The Artist Who Painted A Blue Horse
By Eric Carle
Art is an extraordinarily powerful medium; in many ways no less so than the written word. These two in combination are the reason why I believe so strongly in the strength and power of the picture book and why its legacy is long, enduring and beautiful in what it leaves behind and generates in the heart and mind of a child for it continually, when fed, is the most imaginative of places.
Sometimes the text of a picture book is brief but still powerful in what is left unsaid for art alone with the simplicity generated in Eric Carle’s latest book can stand alone with minimal text and still suffice, for the child can draw his or her own inference.
In Carle’s, The Artist Who Painted a Blue Horse, his inspiration for the book may have been drawn from Franz Marc, a German artist born in 1880 who HIS time dared paint animals in bright and nontraditional color palettes. A sample of Marc’s highly stylized work is seen in the end page of Eric Carle’s book. Marc’s painting is entitled Blue Horse I and it is beautiful.
Eric Carle has taken this kernel of an idea patterned in Marc’s bold expressiveness and fashioned a picture book which affirms the budding artist’s vision without the necessity or intrusion of the realism of it.
You too may be intrigued by Carle’s mention of the sketchbook Franz Marc, killed in World War I left behind. In it were contained 36 pencil drawings he was thinking of transforming into oil paintings. Who knows what could have evolved from those sketches!
But his legacy thankfully lives on in Eric Carle’s newest book. For children, as they turn the pages of this book, will see in the bright incongruous colors of red crocodiles, yellow cows, pink rabbits, purple foxes, BLACK polar bears and a polka-dotted donkey among other renderings, the nod to their own creative imaginings.
What parent has not looked curiously at the drawings of their offspring and wondered how their imaginations concoct a world drawn as THEY see it with an eye toward the truth of their own perceptions. Eric Carle’s book says imagine away and don’t be afraid to color “outside the lines” as it were.

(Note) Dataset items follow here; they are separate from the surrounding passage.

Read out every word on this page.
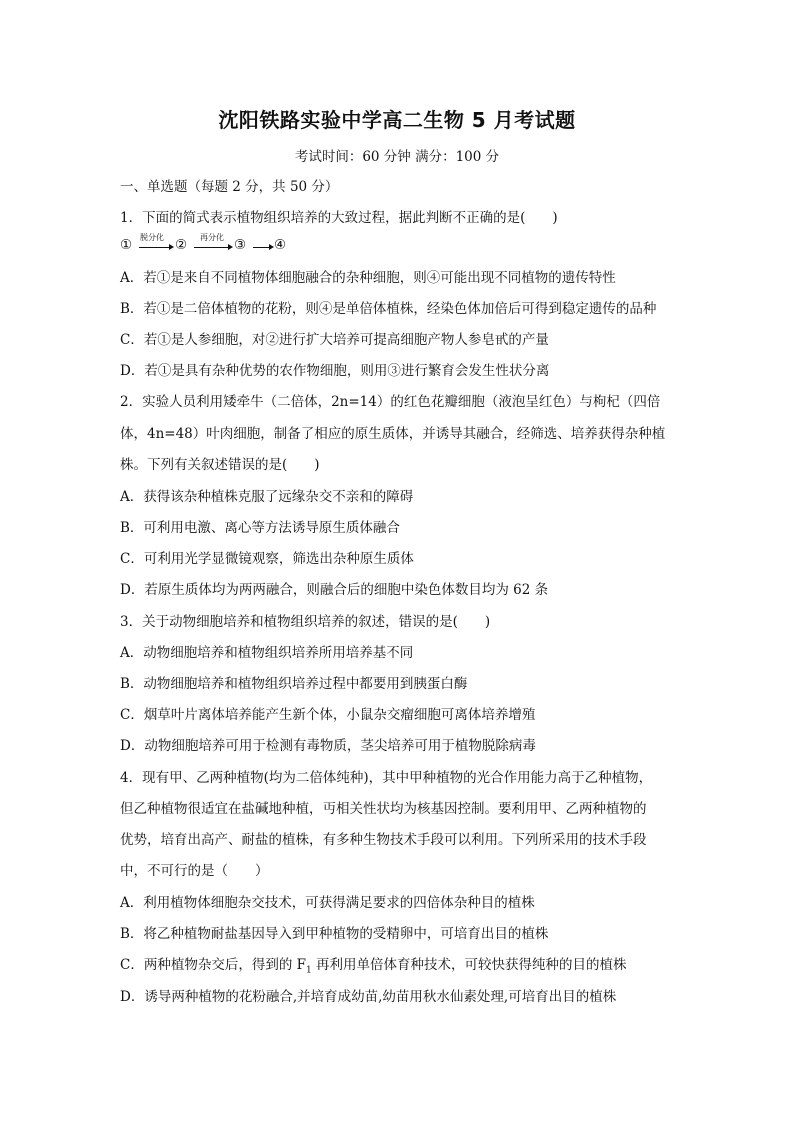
沈阳铁路实验中学高二生物 5 月考试题
考试时间：60 分钟 满分：100 分
一、单选题（每题 2 分，共 50 分）
1．下面的简式表示植物组织培养的大致过程，据此判断不正确的是(　　)
① 脱分化 ② 再分化 ③ ④
A．若①是来自不同植物体细胞融合的杂种细胞，则④可能出现不同植物的遗传特性
B．若①是二倍体植物的花粉，则④是单倍体植株，经染色体加倍后可得到稳定遗传的品种
C．若①是人参细胞，对②进行扩大培养可提高细胞产物人参皂甙的产量
D．若①是具有杂种优势的农作物细胞，则用③进行繁育会发生性状分离
2．实验人员利用矮牵牛（二倍体，2n=14）的红色花瓣细胞（液泡呈红色）与枸杞（四倍
体，4n=48）叶肉细胞，制备了相应的原生质体，并诱导其融合，经筛选、培养获得杂种植
株。下列有关叙述错误的是(　　)
A．获得该杂种植株克服了远缘杂交不亲和的障碍
B．可利用电激、离心等方法诱导原生质体融合
C．可利用光学显微镜观察，筛选出杂种原生质体
D．若原生质体均为两两融合，则融合后的细胞中染色体数目均为 62 条
3．关于动物细胞培养和植物组织培养的叙述，错误的是(　　)
A．动物细胞培养和植物组织培养所用培养基不同
B．动物细胞培养和植物组织培养过程中都要用到胰蛋白酶
C．烟草叶片离体培养能产生新个体，小鼠杂交瘤细胞可离体培养增殖
D．动物细胞培养可用于检测有毒物质，茎尖培养可用于植物脱除病毒
4．现有甲、乙两种植物(均为二倍体纯种)，其中甲种植物的光合作用能力高于乙种植物，
但乙种植物很适宜在盐碱地种植，丏相关性状均为核基因控制。要利用甲、乙两种植物的
优势，培育出高产、耐盐的植株，有多种生物技术手段可以利用。下列所采用的技术手段
中，不可行的是（　　）
A．利用植物体细胞杂交技术，可获得满足要求的四倍体杂种目的植株
B．将乙种植物耐盐基因导入到甲种植物的受精卵中，可培育出目的植株
C．两种植物杂交后，得到的 $F_1$ 再利用单倍体育种技术，可较快获得纯种的目的植株
D．诱导两种植物的花粉融合,并培育成幼苗,幼苗用秋水仙素处理,可培育出目的植株
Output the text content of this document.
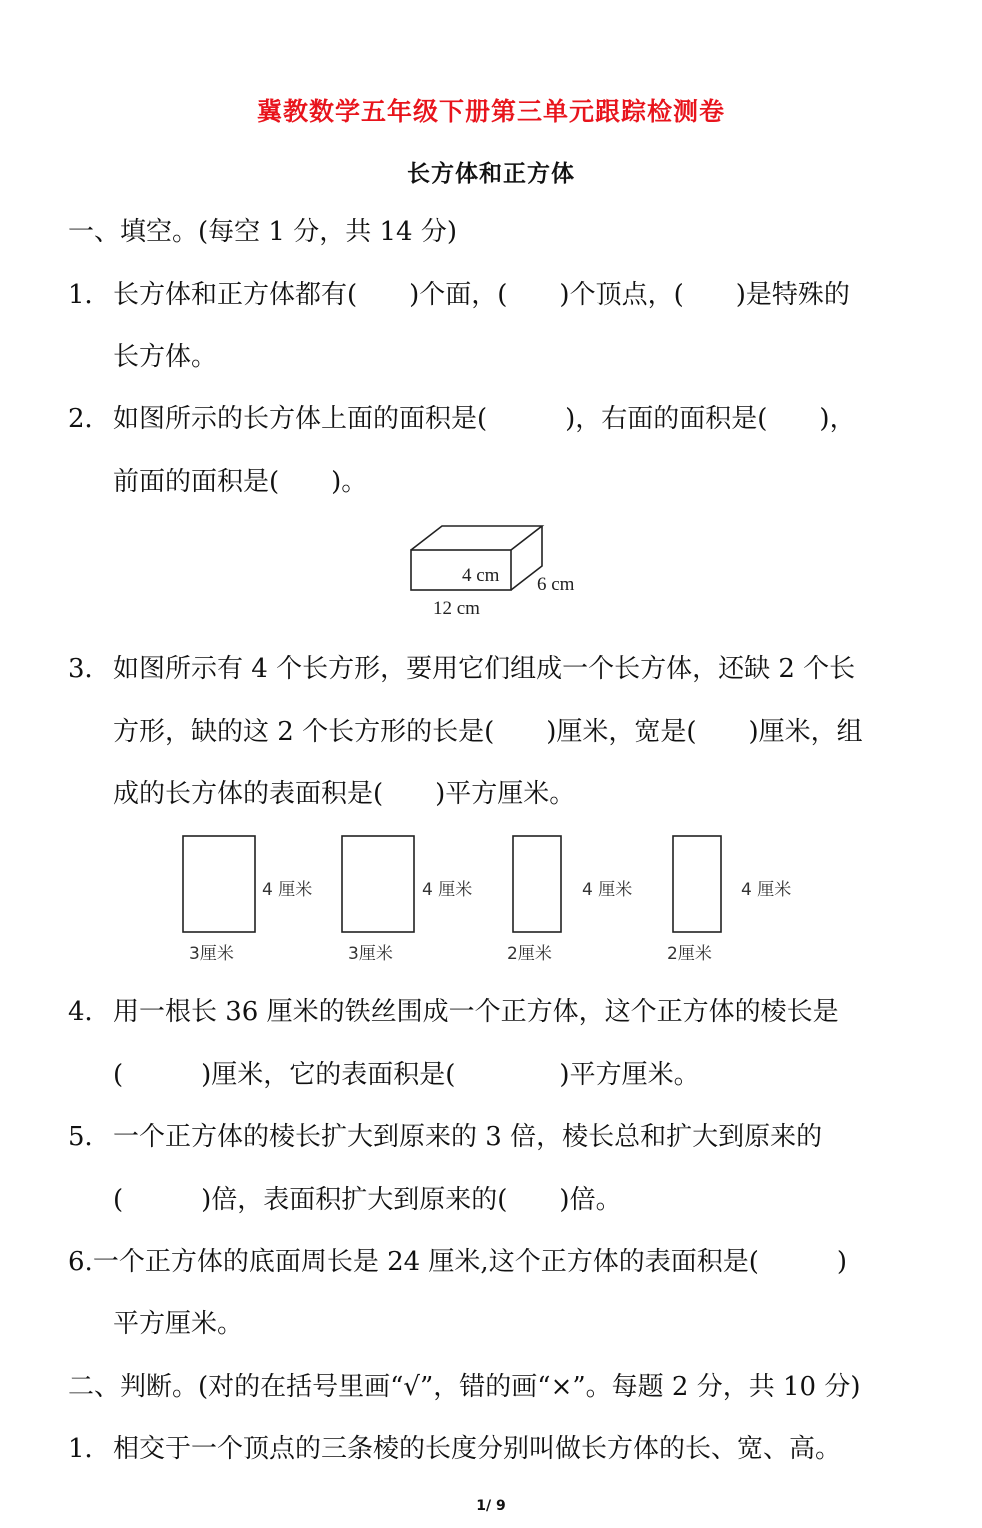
冀教数学五年级下册第三单元跟踪检测卷
长方体和正方体
一、填空。(每空 1 分，共 14 分)
1．长方体和正方体都有(　　)个面，(　　)个顶点，(　　)是特殊的
长方体。
2．如图所示的长方体上面的面积是(　　　)，右面的面积是(　　)，
前面的面积是(　　)。
4 cm 6 cm
12 cm
3．如图所示有 4 个长方形，要用它们组成一个长方体，还缺 2 个长
方形，缺的这 2 个长方形的长是(　　)厘米，宽是(　　)厘米，组
成的长方体的表面积是(　　)平方厘米。
4 厘米
3厘米
4 厘米
3厘米
4 厘米
2厘米
4 厘米
2厘米
4．用一根长 36 厘米的铁丝围成一个正方体，这个正方体的棱长是
(　　　)厘米，它的表面积是(　　　　)平方厘米。
5．一个正方体的棱长扩大到原来的 3 倍，棱长总和扩大到原来的
(　　　)倍，表面积扩大到原来的(　　)倍。
6.一个正方体的底面周长是 24 厘米,这个正方体的表面积是(　　　)
平方厘米。
二、判断。(对的在括号里画“√”，错的画“×”。每题 2 分，共 10 分)
1．相交于一个顶点的三条棱的长度分别叫做长方体的长、宽、高。
1/ 9
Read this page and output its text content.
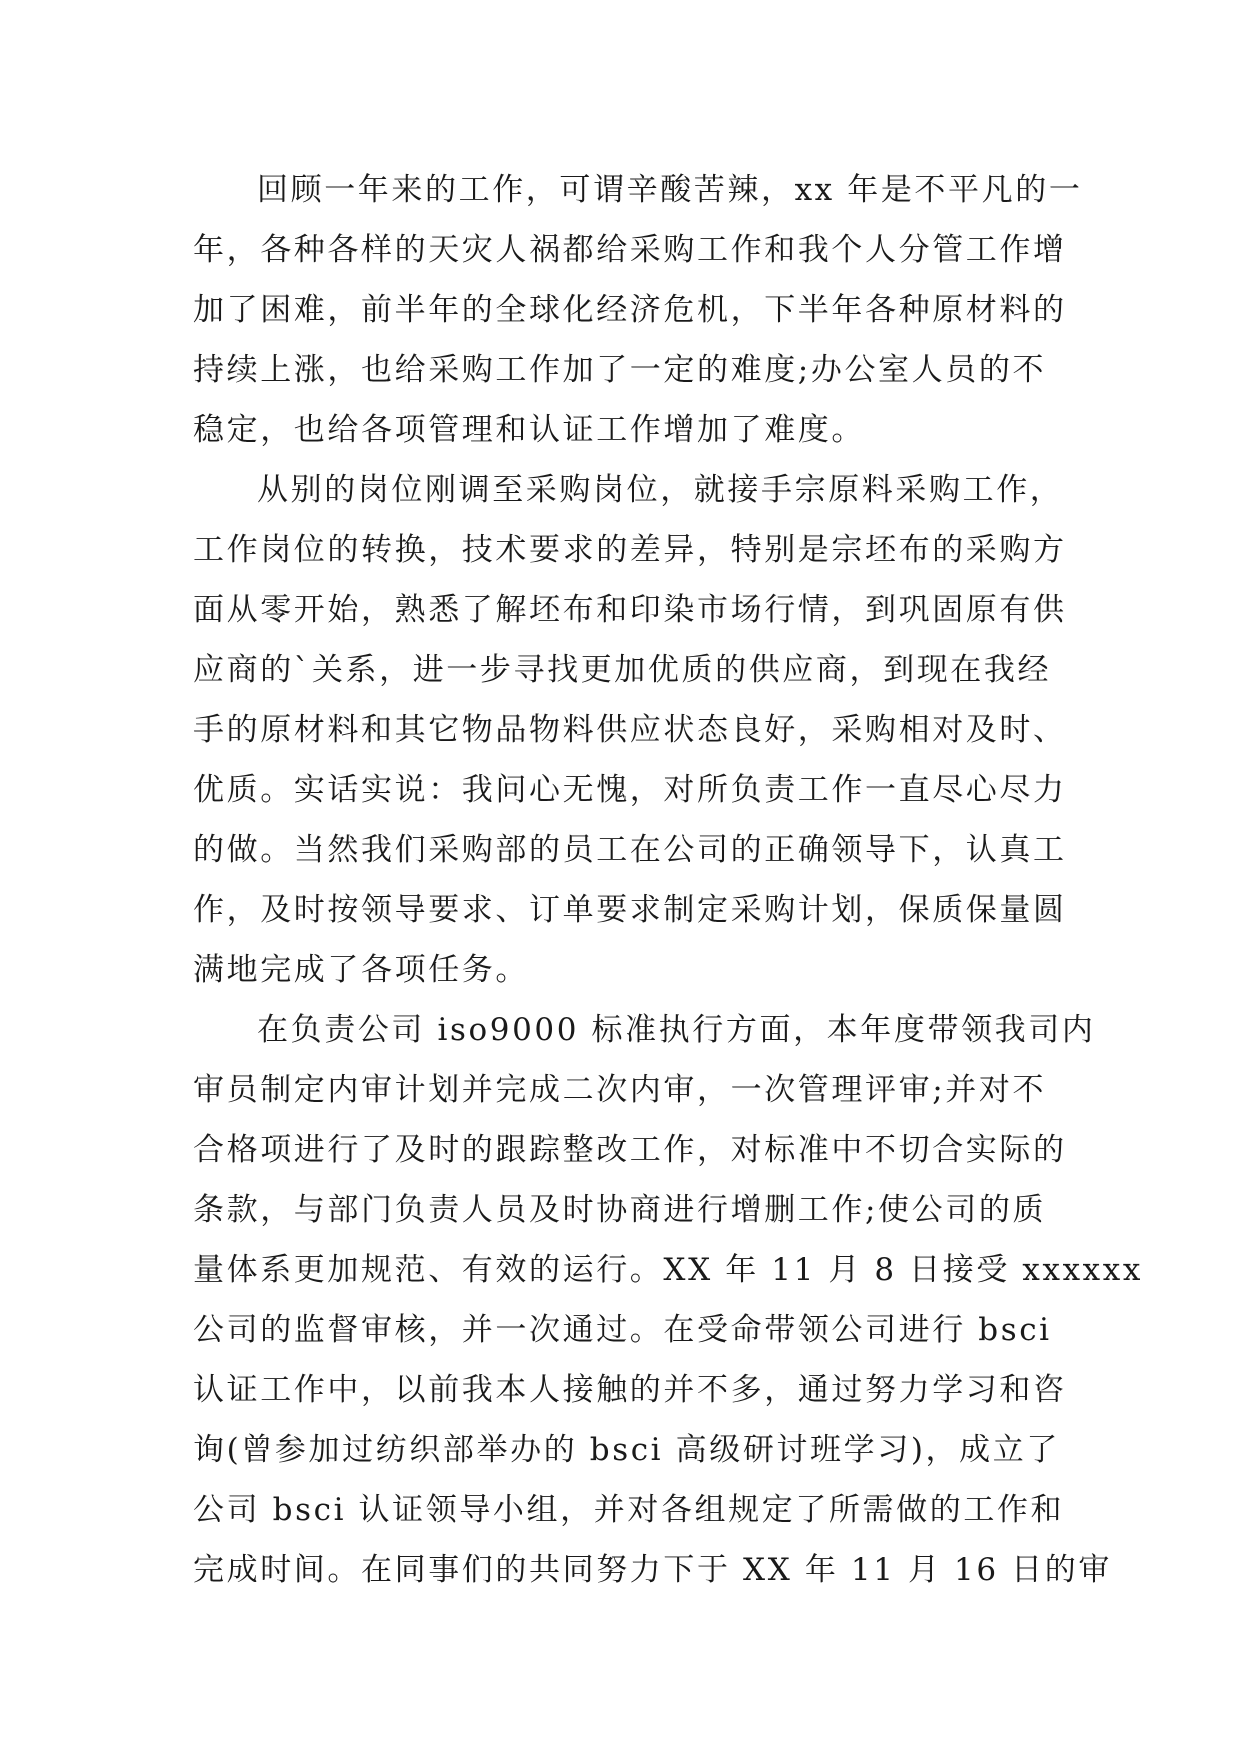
回顾一年来的工作，可谓辛酸苦辣，xx 年是不平凡的一
年，各种各样的天灾人祸都给采购工作和我个人分管工作增
加了困难，前半年的全球化经济危机，下半年各种原材料的
持续上涨，也给采购工作加了一定的难度;办公室人员的不
稳定，也给各项管理和认证工作增加了难度。
从别的岗位刚调至采购岗位，就接手宗原料采购工作，
工作岗位的转换，技术要求的差异，特别是宗坯布的采购方
面从零开始，熟悉了解坯布和印染市场行情，到巩固原有供
应商的`关系，进一步寻找更加优质的供应商，到现在我经
手的原材料和其它物品物料供应状态良好，采购相对及时、
优质。实话实说：我问心无愧，对所负责工作一直尽心尽力
的做。当然我们采购部的员工在公司的正确领导下，认真工
作，及时按领导要求、订单要求制定采购计划，保质保量圆
满地完成了各项任务。
在负责公司 iso9000 标准执行方面，本年度带领我司内
审员制定内审计划并完成二次内审，一次管理评审;并对不
合格项进行了及时的跟踪整改工作，对标准中不切合实际的
条款，与部门负责人员及时协商进行增删工作;使公司的质
量体系更加规范、有效的运行。XX 年 11 月 8 日接受 xxxxxx
公司的监督审核，并一次通过。在受命带领公司进行 bsci
认证工作中，以前我本人接触的并不多，通过努力学习和咨
询(曾参加过纺织部举办的 bsci 高级研讨班学习)，成立了
公司 bsci 认证领导小组，并对各组规定了所需做的工作和
完成时间。在同事们的共同努力下于 XX 年 11 月 16 日的审
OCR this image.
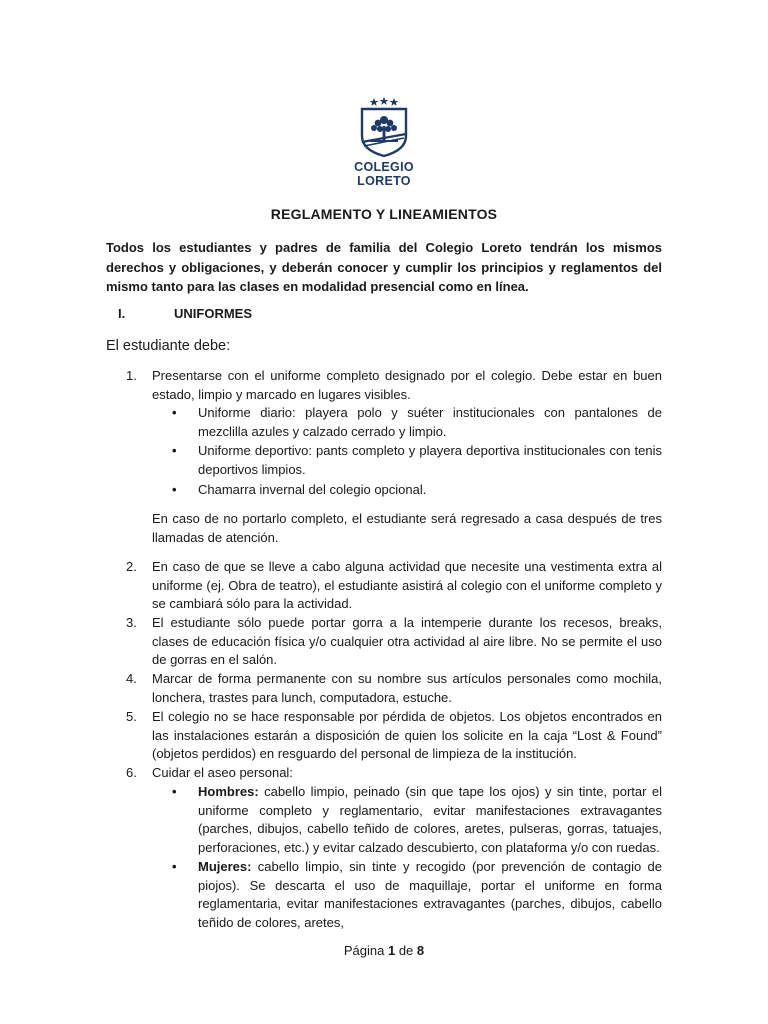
COLEGIO
LORETO
REGLAMENTO Y LINEAMIENTOS

Todos los estudiantes y padres de familia del Colegio Loreto tendrán los mismos derechos y obligaciones, y deberán conocer y cumplir los principios y reglamentos del mismo tanto para las clases en modalidad presencial como en línea.

I.	UNIFORMES
El estudiante debe:
1.	Presentarse con el uniforme completo designado por el colegio. Debe estar en buen estado, limpio y marcado en lugares visibles.
• Uniforme diario: playera polo y suéter institucionales con pantalones de mezclilla azules y calzado cerrado y limpio.
• Uniforme deportivo: pants completo y playera deportiva institucionales con tenis deportivos limpios.
• Chamarra invernal del colegio opcional.

En caso de no portarlo completo, el estudiante será regresado a casa después de tres llamadas de atención.

2.	En caso de que se lleve a cabo alguna actividad que necesite una vestimenta extra al uniforme (ej. Obra de teatro), el estudiante asistirá al colegio con el uniforme completo y se cambiará sólo para la actividad.
3.	El estudiante sólo puede portar gorra a la intemperie durante los recesos, breaks, clases de educación física y/o cualquier otra actividad al aire libre. No se permite el uso de gorras en el salón.
4.	Marcar de forma permanente con su nombre sus artículos personales como mochila, lonchera, trastes para lunch, computadora, estuche.
5.	El colegio no se hace responsable por pérdida de objetos. Los objetos encontrados en las instalaciones estarán a disposición de quien los solicite en la caja “Lost & Found” (objetos perdidos) en resguardo del personal de limpieza de la institución.
6.	Cuidar el aseo personal:
• Hombres: cabello limpio, peinado (sin que tape los ojos) y sin tinte, portar el uniforme completo y reglamentario, evitar manifestaciones extravagantes (parches, dibujos, cabello teñido de colores, aretes, pulseras, gorras, tatuajes, perforaciones, etc.) y evitar calzado descubierto, con plataforma y/o con ruedas.
• Mujeres: cabello limpio, sin tinte y recogido (por prevención de contagio de piojos). Se descarta el uso de maquillaje, portar el uniforme en forma reglamentaria, evitar manifestaciones extravagantes (parches, dibujos, cabello teñido de colores, aretes,
Página 1 de 8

In his wisdom he has given the nod of assent to each child’s creative vision in “The Artist Who Painted A Blue Horse and it is very affirming.
Please take great delight along with a child in this picture book and its simple but very eloquent championing of the uniquely creative in every child.
I was just thinking that the famous Peabody Award winning Fred Roger’s of the iconic children’s television series, Mr. Roger’s Neighborhood, saw the same need and gave his own tip of the hat to it in HIS unique creation of the character called PURPLE PANDA!